TYSONS TUNNEL INC. was founded by the Greater McLean Chamber of Commerce and is funded by various local corporate sponsors. The group is spending about $3.5 million to have preliminary engineering plans for a tunnel drawn up and a study conducted on the environmental impact of such a tunnel. This is in spite of the fact that the plan for an elevated rail has already been approved by Gov. Tim Kaine and is currently going forward. Tysons Tunnel Inc. expects to have the studies completed by early January.

Most residents and businesses in McLean and Vienna, said Cole, would prefer the Tysons extension of the rail to be underground, largely because of the potential local impact of the construction process for an elevated rail.

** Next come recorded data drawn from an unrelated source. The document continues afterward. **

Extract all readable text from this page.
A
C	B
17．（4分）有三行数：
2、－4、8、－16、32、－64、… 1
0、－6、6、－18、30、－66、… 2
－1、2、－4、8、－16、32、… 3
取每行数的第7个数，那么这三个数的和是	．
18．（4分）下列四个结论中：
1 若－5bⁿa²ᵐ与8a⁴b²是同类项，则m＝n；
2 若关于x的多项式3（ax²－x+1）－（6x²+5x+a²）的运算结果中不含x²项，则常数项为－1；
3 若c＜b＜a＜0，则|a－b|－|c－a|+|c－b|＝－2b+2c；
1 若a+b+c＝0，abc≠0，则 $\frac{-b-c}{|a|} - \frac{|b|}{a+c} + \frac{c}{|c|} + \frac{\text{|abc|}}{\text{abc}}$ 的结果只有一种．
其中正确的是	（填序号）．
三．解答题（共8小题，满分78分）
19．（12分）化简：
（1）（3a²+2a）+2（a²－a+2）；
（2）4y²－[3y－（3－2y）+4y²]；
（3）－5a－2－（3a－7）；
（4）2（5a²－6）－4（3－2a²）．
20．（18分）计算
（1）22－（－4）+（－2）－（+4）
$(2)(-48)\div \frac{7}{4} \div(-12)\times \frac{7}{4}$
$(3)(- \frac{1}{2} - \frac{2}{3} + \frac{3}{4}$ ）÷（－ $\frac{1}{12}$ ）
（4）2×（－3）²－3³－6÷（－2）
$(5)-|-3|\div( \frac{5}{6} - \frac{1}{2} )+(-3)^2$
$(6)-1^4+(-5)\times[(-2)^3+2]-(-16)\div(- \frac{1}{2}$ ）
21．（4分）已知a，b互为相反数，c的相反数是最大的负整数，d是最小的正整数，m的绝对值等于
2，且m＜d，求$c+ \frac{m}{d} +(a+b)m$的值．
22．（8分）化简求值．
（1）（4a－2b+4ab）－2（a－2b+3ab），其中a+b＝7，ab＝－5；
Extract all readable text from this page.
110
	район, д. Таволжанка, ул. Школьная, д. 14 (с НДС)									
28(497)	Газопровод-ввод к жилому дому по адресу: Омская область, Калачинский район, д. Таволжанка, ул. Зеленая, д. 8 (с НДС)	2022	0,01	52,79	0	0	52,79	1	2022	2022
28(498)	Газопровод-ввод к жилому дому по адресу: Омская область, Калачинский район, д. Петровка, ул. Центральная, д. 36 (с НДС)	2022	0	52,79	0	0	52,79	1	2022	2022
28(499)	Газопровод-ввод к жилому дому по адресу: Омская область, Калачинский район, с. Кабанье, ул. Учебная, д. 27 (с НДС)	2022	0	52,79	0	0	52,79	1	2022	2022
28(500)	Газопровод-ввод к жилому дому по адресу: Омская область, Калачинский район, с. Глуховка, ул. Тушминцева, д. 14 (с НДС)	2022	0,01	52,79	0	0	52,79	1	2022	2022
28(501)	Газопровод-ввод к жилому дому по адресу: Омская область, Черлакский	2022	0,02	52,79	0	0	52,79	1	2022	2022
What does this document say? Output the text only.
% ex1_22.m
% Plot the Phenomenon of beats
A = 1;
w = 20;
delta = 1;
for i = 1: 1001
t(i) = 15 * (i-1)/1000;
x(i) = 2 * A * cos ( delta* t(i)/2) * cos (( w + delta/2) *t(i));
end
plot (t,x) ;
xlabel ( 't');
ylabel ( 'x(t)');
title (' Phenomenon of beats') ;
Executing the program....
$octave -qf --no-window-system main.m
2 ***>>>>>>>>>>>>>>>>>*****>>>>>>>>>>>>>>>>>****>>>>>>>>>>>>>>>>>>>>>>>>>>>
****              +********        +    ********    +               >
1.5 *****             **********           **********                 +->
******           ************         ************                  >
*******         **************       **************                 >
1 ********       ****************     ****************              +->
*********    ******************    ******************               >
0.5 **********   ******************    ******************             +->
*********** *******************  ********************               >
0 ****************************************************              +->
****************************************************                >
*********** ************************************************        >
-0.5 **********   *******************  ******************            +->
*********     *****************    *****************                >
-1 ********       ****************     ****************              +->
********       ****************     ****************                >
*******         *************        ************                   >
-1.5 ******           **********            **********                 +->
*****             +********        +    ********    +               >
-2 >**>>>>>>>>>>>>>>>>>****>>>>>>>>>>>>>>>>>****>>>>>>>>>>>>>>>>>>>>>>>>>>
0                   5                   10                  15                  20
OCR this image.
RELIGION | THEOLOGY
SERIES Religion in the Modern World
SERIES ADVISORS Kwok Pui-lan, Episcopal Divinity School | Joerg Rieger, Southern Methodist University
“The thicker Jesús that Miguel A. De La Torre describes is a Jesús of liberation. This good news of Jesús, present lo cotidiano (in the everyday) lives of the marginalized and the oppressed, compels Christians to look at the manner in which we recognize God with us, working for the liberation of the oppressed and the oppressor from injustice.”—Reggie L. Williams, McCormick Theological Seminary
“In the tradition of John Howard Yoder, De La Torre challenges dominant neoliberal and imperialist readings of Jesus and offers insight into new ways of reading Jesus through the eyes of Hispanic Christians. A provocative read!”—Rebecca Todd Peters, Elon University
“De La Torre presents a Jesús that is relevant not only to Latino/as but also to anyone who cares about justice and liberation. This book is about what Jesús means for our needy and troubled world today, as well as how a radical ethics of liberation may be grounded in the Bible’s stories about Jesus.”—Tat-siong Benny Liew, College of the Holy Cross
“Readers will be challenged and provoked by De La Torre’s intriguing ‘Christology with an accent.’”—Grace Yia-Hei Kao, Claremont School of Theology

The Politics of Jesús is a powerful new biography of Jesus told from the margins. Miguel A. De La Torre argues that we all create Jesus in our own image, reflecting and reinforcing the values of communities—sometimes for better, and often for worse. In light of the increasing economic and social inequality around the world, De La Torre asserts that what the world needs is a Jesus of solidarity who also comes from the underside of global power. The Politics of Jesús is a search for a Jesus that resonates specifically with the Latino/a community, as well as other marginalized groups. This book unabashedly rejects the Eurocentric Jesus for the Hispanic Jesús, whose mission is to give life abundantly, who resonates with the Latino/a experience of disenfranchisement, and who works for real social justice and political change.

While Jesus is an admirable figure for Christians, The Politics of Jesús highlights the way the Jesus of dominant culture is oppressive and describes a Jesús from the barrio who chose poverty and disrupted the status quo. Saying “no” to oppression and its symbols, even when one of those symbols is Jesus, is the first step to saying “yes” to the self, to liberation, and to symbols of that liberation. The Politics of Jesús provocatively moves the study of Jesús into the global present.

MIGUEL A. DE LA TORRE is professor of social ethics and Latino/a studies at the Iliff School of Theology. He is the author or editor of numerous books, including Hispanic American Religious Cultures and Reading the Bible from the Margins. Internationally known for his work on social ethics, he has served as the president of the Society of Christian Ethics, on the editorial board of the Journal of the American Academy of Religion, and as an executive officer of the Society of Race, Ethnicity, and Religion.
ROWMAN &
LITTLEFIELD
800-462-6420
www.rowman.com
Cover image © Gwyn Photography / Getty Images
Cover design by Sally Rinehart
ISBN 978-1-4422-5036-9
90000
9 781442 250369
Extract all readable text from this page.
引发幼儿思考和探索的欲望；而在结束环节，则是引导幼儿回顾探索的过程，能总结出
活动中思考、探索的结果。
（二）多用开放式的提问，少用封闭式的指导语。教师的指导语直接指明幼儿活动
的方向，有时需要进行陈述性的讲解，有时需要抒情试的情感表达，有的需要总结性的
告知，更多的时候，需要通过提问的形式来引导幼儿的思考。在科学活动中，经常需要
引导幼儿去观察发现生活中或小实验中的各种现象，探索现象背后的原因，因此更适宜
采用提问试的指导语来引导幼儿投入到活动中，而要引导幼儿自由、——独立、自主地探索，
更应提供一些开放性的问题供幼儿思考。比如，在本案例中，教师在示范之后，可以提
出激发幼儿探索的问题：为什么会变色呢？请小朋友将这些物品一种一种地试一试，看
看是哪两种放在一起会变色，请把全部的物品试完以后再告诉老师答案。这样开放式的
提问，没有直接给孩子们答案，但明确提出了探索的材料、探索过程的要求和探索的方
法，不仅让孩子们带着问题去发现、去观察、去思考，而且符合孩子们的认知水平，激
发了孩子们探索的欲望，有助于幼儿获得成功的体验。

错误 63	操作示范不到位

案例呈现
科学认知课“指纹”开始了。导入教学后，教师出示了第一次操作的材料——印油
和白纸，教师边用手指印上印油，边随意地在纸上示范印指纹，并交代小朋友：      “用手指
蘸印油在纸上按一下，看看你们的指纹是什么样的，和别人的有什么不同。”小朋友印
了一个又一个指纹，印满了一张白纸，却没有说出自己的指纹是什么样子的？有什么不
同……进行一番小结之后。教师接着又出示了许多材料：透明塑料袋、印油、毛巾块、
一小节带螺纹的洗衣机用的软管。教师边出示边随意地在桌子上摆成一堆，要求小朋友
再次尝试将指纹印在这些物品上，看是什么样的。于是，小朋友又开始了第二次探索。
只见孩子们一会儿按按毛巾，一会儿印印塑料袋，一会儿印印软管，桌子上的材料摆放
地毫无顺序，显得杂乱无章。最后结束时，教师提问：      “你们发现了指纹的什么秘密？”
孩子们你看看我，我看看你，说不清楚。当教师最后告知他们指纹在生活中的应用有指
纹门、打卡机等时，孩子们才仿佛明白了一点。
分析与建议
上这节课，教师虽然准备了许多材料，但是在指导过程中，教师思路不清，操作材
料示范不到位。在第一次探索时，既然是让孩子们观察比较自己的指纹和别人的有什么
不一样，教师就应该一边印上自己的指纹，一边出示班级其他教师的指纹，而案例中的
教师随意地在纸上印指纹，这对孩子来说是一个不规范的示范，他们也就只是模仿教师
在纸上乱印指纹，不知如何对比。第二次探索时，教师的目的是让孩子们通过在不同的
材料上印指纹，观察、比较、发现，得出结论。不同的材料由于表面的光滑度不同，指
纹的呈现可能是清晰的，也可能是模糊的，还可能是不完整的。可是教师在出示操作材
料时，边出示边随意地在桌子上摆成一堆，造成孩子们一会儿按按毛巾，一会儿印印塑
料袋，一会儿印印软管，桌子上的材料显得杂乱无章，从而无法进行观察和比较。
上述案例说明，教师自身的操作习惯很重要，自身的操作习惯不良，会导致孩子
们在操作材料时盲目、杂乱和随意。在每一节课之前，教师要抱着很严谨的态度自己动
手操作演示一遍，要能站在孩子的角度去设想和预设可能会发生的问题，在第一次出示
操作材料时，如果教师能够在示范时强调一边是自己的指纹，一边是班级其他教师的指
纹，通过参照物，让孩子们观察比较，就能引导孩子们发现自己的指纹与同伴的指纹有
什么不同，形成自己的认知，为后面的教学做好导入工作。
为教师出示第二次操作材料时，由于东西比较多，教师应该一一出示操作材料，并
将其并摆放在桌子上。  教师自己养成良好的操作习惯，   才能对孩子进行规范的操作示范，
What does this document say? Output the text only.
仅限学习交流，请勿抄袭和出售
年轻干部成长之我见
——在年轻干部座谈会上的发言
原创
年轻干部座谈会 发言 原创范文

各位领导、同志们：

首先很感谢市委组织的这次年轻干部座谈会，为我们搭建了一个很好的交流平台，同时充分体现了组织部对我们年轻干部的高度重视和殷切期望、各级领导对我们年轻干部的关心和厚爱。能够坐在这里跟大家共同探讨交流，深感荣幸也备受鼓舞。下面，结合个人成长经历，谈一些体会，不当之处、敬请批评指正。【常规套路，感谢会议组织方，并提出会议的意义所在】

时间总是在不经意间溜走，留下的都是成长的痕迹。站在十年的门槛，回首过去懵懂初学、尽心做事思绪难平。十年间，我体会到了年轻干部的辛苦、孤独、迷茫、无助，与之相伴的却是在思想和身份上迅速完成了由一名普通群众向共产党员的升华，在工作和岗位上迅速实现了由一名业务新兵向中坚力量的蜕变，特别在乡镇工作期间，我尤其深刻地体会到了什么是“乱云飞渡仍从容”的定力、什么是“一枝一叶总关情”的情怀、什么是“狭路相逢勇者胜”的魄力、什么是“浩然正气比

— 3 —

"At what point are we concerned that we might lose federal funding?" asked Councilmember Mike Polychrones.

The Federal Transportation Administration (FTA) has promised to supply $900 million of the approximately $4 billion project budget, provided that the project meets certain cost-effectiveness standards. It was deemed that a tunnel would not meet those requirements, and there is concern that delaying the project to re-plan the Tysons extension as a tunnel could also increase its cost beyond what is acceptable to the FTA.

"I DON'T THINK that asking that the process be bid in parallel affects that," said Cole. She noted that the county is expending more than $900 million, which she felt entitled local governments to a say in the rail's construction.

"I just don't want to see us lose the federal matching funds," Polychrones responded. "We seriously need this."

"I refuse to believe that those regulations can't be tweaked a bit," said Councilmember Maud Robinson, noting the area's clout in Congress. "I don't think enough effort has been made to find out if the feds will bend a little on these requirements," she said.

The council voted unanimously to endorse the Tysons Tunnel petition.

"We did write a letter to the governor asking that he re-look at this," said Mayor Jane Seeman, "so this is just another step in that direction."